US productivity falls sharply in fourth quarter

US productivity falls sharply in fourth quarter

[WASHINGTON] US nonfarm productivity fell in the fourth quarter at its fastest pace in more than a year, leading to a jump in labour-related production costs.
The Labour Department said on Thursday that productivity, which measures hourly output per worker, declined at a 3.0 per cent annual rate, the biggest drop since the first quarter of 2014. Productivity rose by a downwardly revised 2.1 per cent rate in the third quarter.
Economists polled by Reuters had forecast productivity falling at only a 1.8 per cent rate last quarter after expanding at a previously reported 2.2 per cent pace in the third quarter.
The weak productivity reflects a sharp slowdown in gross domestic product growth during the quarter and an acceleration in the pace of hiring. Economic growth slowed to a 0.7 per cent rate in the final three months of 2015, while nonfarm payrolls rose by an average 284,000 jobs per month.
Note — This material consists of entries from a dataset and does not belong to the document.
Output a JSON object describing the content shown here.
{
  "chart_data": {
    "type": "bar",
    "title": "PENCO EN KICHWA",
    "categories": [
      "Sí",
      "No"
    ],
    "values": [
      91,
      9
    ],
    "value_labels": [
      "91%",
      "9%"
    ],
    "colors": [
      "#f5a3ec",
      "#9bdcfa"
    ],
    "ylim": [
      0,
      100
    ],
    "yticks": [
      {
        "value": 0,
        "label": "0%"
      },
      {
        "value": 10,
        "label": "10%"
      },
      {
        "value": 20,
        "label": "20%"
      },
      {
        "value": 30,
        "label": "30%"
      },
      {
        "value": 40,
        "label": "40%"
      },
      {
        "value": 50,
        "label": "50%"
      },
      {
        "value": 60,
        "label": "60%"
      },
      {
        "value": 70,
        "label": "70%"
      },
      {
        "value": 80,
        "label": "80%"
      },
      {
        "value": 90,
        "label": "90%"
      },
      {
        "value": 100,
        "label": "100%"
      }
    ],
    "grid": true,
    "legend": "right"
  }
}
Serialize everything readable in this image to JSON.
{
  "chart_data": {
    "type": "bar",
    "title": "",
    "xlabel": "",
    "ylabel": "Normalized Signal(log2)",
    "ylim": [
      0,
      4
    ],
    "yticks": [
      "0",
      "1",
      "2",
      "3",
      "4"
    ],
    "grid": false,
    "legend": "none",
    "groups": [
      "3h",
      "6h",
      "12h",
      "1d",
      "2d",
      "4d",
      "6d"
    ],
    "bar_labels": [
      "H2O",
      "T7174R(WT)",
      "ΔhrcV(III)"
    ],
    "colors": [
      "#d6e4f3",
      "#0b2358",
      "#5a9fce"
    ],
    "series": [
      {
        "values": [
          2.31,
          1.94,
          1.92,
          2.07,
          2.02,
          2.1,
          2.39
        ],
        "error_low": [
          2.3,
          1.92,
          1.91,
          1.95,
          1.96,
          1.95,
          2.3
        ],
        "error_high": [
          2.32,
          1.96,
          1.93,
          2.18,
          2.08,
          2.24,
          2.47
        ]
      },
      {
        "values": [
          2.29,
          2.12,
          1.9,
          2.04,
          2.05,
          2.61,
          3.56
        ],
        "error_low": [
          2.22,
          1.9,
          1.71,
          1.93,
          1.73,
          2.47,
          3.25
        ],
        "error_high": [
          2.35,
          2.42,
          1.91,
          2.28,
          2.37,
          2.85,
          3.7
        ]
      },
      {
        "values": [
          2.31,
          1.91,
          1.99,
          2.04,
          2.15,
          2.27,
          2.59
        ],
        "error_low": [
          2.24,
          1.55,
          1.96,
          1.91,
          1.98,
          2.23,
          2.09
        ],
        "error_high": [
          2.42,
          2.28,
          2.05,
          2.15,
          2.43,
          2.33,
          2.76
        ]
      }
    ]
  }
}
Productivity grew 0.6 per cent in 2015, the smallest increase since 2013. Productivity increased at an annual rate of less than 1.0 per cent in each of the last five years. The average annual rate of productivity growth from 2007 to 2015 is 1.2 per cent, well below the long-term rate of 2.1 per cent from 1947 to 2015.
Economists blame softer productivity on a lack of investment, which they say has led to an unprecedented decline in capital intensity.
While weak productivity has boosted employment growth as companies hire more workers to increase output, economists say it has contributed to stagnant wages and lowered the economy's speed limit.
In the fourth quarter, hours worked increased at a 3.3 per cent rate. Unit labour costs, the price of labour per single unit of output, advanced at a 4.5 per cent pace, the fastest rate in a year.
Unit labour costs increased at a 1.9 per cent rate in the third quarter and rose 2.4 per cent in 2015, the largest gain since 2007.
Compensation per hour increased at a 1.3 per cent rate in the fourth quarter after rising at a 4.1 per cent rate in the third quarter. Compensation increased 3.0 per cent in 2015, also the largest increase since 2007.